Infine, l’Iraq ha avviato importanti dialoghi con alcuni attori di rilievo dell’Unione europea. Il 2 settembre il presidente francese Emmanuel Macron ha visitato per la prima volta l’Iraq. Durante il suo incontro con il primo ministro iracheno, il capo dell’Eliseo ha ribadito l'interesse francese di garantire la sovranità dell'Iraq, e ha proposto lo sviluppo di un progetto di cooperazione in ambito energetico che contempli l’impiego dell’energia nucleare (sotto previo monitoraggio dell’Agenzia internazionale per l’energia atomica). Due settimane dopo, durante l’incontro tra il ministro degli Esteri tedesco Heiko Maas e il suo omologo iracheno, Fuad Hussein, Maas ha confermato l’impegno di Berlino a continuare la propria missione di addestramento e di affiancamento delle truppe irachene in opposizione allo Stato islamico[14]. Allo stesso tempo e in previsione dell’acquisizione del comando della missione di addestramento della Nato in Iraq, il ministero degli Affari esteri della Danimarca ha annunciato l’apertura di un'ambasciata danese nella capitale irachena Baghdad, prevista per dicembre 2020[15].

 

[1] World Health Organization, “Iraq situation”, dati aggiornati al 15 settembre 2020.

[2] International Monetary Fund, “Real Gdp growth- Iraq”.

[3] World Bank, “Republic of Iraq”, aprile 2020.

[4] “Iraq: Briefing by SRSG Jeanine Hennis-Plasschaert at UN Security Council”, 26 agosto 2020.

[5] L. Bandiera et al., Jobs in Iraq: A Primer on Job Creation in the Short-Term, World Bank Working Paper n. 22, 2019.
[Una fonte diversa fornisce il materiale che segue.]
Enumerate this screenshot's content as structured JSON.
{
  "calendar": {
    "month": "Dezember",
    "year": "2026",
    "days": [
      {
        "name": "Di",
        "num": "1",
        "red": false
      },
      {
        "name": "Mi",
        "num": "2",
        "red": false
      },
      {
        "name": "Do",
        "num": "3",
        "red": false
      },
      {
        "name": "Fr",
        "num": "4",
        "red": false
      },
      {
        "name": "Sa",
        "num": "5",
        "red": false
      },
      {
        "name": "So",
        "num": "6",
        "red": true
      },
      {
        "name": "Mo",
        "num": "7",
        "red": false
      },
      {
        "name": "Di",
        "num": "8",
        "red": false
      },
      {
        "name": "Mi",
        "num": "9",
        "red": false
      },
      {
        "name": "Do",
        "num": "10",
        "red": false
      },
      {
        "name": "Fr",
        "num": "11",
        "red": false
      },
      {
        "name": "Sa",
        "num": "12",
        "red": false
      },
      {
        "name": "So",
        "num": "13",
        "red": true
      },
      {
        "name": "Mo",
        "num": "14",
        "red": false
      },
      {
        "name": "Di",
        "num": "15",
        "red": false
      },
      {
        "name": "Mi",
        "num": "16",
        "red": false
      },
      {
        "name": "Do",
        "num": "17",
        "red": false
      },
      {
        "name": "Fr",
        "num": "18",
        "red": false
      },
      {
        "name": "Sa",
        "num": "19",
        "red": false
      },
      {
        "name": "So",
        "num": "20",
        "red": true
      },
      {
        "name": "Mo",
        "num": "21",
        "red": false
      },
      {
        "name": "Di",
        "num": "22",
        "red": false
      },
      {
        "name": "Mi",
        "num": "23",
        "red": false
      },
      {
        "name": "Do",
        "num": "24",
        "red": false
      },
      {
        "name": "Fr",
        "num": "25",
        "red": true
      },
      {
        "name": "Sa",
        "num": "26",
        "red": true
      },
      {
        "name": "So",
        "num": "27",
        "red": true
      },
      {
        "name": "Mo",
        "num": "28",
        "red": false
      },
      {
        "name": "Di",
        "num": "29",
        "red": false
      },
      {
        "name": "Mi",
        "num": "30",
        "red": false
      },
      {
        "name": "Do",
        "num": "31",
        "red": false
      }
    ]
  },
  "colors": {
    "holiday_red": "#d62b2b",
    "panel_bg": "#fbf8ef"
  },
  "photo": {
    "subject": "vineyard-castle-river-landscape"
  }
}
[6] R. Mansour, “In life and death, Iraq’s Hisham al-Hashimi”, Chatham House, giugno-luglio 2020.

[7] “Iraq’s new prime minister is making a credible case for reform”, The Washington Post, 21 agosto 2020.
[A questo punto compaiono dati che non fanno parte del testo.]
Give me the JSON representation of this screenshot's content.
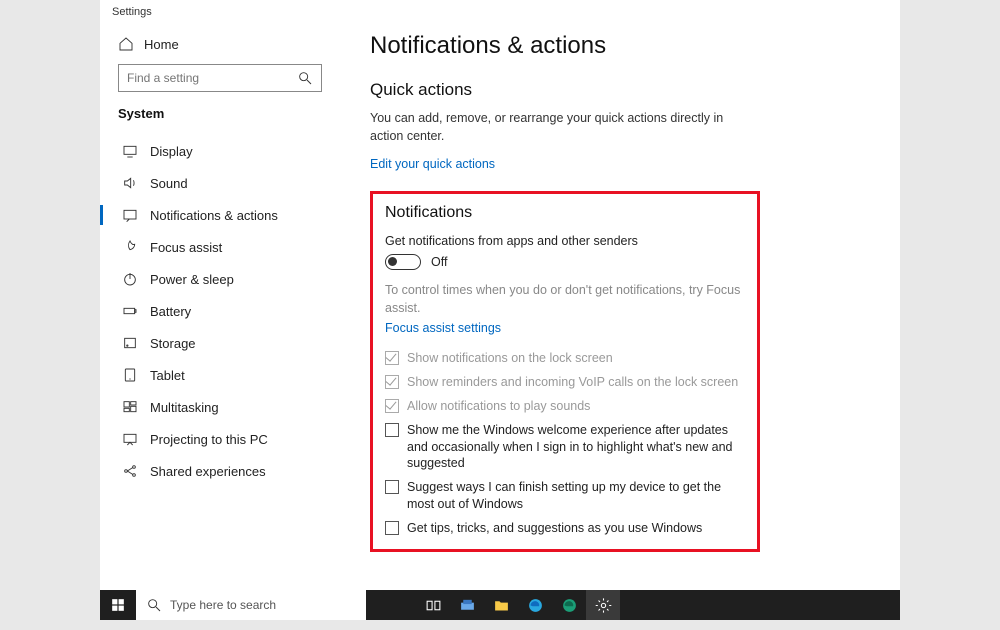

[8] “U.S. to Reduce Troop Levels in Iraq to 3,000”, The New York Times, 9 settembre 2020.

[9] “Secretary Brouillette Participates in Official Visit for Iraqi Delegation”, U.S. Department of Energy, 19 agosto 2020.

[10] “Imam Khamenei met with Iraqi Prime Minister”, Khamenei.ir, 21 luglio 2020.
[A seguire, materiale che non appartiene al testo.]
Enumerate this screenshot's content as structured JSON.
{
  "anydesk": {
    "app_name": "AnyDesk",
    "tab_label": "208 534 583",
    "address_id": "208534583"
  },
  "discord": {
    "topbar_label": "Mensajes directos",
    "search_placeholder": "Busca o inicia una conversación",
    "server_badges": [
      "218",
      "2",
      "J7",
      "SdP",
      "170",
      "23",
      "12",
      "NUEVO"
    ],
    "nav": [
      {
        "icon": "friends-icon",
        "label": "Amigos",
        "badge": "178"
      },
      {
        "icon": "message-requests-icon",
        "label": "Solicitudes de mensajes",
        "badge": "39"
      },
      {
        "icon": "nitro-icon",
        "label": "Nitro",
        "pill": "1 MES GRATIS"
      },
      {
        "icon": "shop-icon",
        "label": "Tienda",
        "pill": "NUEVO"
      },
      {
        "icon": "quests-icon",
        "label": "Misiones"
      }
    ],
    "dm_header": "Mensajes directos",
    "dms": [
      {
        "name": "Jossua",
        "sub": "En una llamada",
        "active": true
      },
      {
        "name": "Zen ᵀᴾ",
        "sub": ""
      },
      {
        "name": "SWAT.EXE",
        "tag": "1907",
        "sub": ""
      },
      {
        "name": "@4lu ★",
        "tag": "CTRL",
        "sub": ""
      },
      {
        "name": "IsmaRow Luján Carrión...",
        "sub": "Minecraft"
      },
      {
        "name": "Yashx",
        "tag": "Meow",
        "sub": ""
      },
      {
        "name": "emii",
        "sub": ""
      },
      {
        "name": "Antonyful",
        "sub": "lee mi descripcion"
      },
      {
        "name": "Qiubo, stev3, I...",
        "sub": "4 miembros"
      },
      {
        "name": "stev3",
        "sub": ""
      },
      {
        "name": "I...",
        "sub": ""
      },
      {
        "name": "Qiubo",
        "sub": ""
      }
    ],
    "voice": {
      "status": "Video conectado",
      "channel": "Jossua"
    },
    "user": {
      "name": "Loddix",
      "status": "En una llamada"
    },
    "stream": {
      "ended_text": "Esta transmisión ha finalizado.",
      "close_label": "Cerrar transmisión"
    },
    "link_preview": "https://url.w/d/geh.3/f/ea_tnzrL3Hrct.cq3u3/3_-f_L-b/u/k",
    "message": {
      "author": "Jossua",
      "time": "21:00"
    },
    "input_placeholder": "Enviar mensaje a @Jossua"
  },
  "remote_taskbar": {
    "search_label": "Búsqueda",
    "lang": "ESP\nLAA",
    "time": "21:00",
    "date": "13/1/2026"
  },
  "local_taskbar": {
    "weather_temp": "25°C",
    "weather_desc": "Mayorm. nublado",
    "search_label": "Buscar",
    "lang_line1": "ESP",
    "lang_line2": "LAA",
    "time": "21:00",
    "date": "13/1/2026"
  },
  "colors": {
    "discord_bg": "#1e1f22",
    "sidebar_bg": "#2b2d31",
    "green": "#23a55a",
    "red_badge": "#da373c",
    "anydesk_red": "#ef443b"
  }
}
[11] F. Hawramy, “Iran is ready to expand trade with Kurdistan Region: Consul-General”, Rudaw, 9 agosto 2020.

[12] “Saudi foreign minister discusses ‘growing relations’ with Iraq PM”, Arab News, 27 agosto 2020.

[13] M. Saied, “Egypt sends signal to Turkey by deepening ties with Jordan, Iraq”, Al-Monitor, 5 settembre 2020.

[14] L. Ghafuri, “Iraq still needs US-led coalition support to fight ISIS: foreign minister”, Rudaw, 14 settembre 2020.

[15] “Denmark will open embassy to Iraq in Baghdad this year”, Al-Monitor, 10 settembre 2020.